Ветеран Армагеддона (Синякин) - страница 310

О смерти я думаю с любопытством.

Интересно, как я сам восприму приближающийся конец — испугаюсь или нет? Что там, за последней чертой? Есть там что-нибудь или наша участь — быть телом, который достанется белым кладбищенским червям? И как оно наступит — мгновение, за которым я перестану существовать?

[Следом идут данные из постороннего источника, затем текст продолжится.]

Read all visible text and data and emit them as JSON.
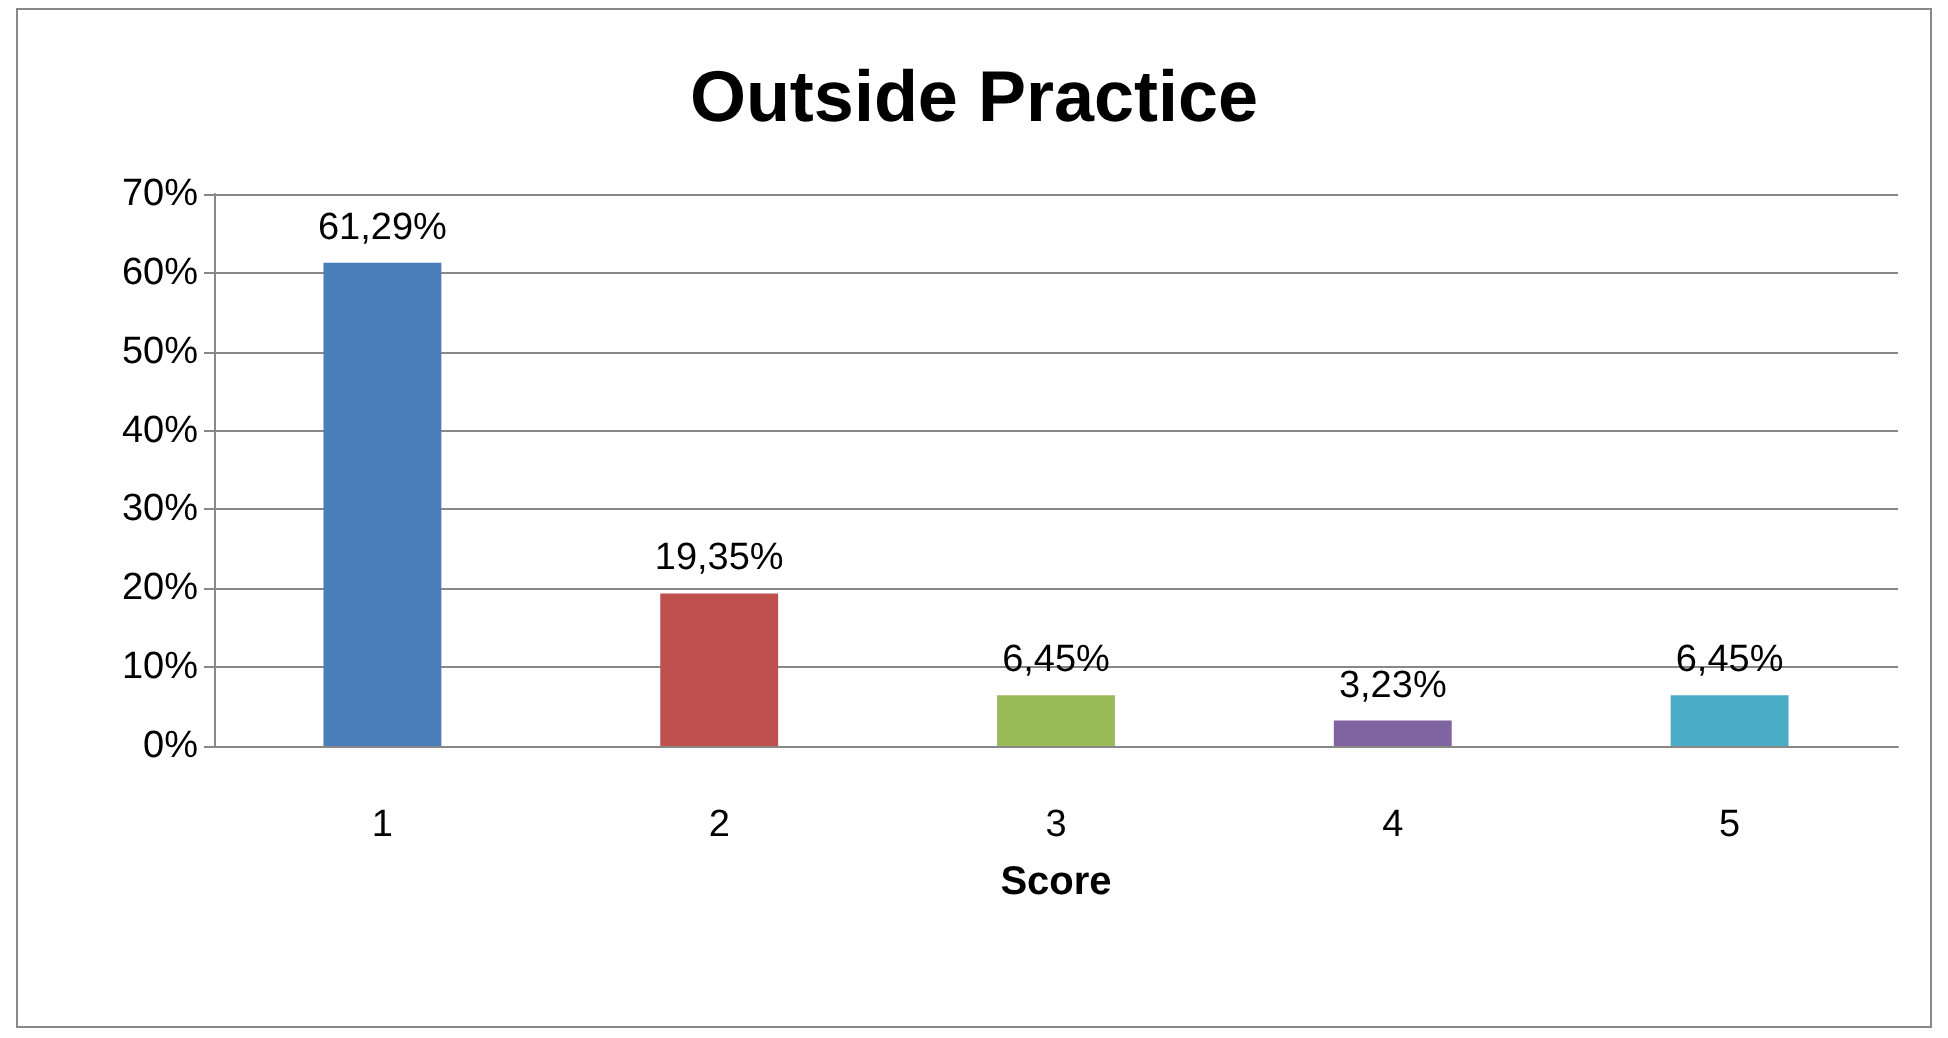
{
  "chart_data": {
    "type": "bar",
    "title": "Outside Practice",
    "xlabel": "Score",
    "categories": [
      "1",
      "2",
      "3",
      "4",
      "5"
    ],
    "values": [
      61.29,
      19.35,
      6.45,
      3.23,
      6.45
    ],
    "colors": [
      "#4a7ebb",
      "#c0504d",
      "#9bbb59",
      "#8064a2",
      "#4bacc6"
    ],
    "value_labels": [
      "61,29%",
      "19,35%",
      "6,45%",
      "3,23%",
      "6,45%"
    ],
    "ylim": [
      0,
      70
    ],
    "yticks": [
      {
        "value": 0,
        "label": "0%"
      },
      {
        "value": 10,
        "label": "10%"
      },
      {
        "value": 20,
        "label": "20%"
      },
      {
        "value": 30,
        "label": "30%"
      },
      {
        "value": 40,
        "label": "40%"
      },
      {
        "value": 50,
        "label": "50%"
      },
      {
        "value": 60,
        "label": "60%"
      },
      {
        "value": 70,
        "label": "70%"
      }
    ],
    "grid": "y"
  }
}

И что буду чувствовать я, понимая, что время пришло и пустота охватывает меня своими мягкими лапами?

Я не верю в богов
и в посмертную
райскую милость.
Есть два метра земли,
той,
в которой нам вечно лежать.
Жизнь была, как искра,
кто-то камень швырнул,
и она
получилась.
Состояла она
из глаголов
«надеяться»,
«верить»
и «ждать».
Позади сорок лет.
Это первое время итогов.
Не успел ни черта!
В сорок лет
ничего не успел.
С полустертых икон
ухмыляются
хмурые боги:
«А чего ты, дружочек, иного
от жизни хотел?»
Я хотел два крыла
и холодную терпкость
полета.
Чтобы ветер в лицо!
Чтоб земля подо мною плыла!
Только с райских высот мне
мешал
рассудительный кто-то
и, пытаясь сдержать,
все тянул на себя
удила.
Время грустных итогов.
Не будет
ни Рая,
ни Ада.
Лишь два метра земли,
переполненных
вечной тоской.
Лишь два метра земли,
огороженных низкой оградой
и придавленных сверху
тяжелой
гранитной плитой.

Отца хоронили в ясный день.

Сколько собралось людей проводить его в последний путь! Мама плакала. Двор был полон людьми. Ко мне подходили со словами соболезнования знакомые, полузнакомые и совсем незнакомые люди.

Что я знал об отце?

Шестнадцатилетним он работал на железной дороге, потом на шахте в Донбассе, а когда объявили набор в военное училище, он, не раздумывая, согласился, в сорок шестом закончил училище и стал офицером. Ну, а дальше — служба в армии, заграница в лице солнечной Венгрии, демобилизация, когда Никита-кукурузник решил, что авиация стране не нужна, работа в СПТУ водителем автодела, переезд в Волгоград, где он до самой пенсии работал инженером по безопасности движения. Ничего героического, все обыденно, но, может, именно в этом и состоял героизм. Мой отец был настоящим человеком, поэтому его и пришло проводить так много людей.

Отец прошел три эпохи — сталинскую, хрущевскую и брежневскую. В каждой из них было несладко. А в конце он пережил пришествие Собственника. Судьба! Мир постепенно менялся в худшую сторону. Если в бочку меда ежедневно добавлять ложку дегтя, в конце концов придется хлебать голимый деготь.

Умирая, известный советский русский писатель Виктор Астафьев оставил предсмертную записку. «Я пришел в мир добрый, родной и любил его безмерно. Ухожу из мира чужого, злобного, порочного. Мне нечего сказать вам на прощанье. Виктор Астафьев». Астафьев был прав. Отец бы подписался под сказанным. Пожалуй, я тоже подпишусь под словами писателя. Я тоже пришел в мир добрый и родной, я тоже любил его и жил светлой мечтой о всеобщем братстве. Постарев, я готовлюсь покинуть его вслед за отцом. Но мир изменился, он стал злым и порочным. Чего тут говорить? Что можно сказать в его оправдание?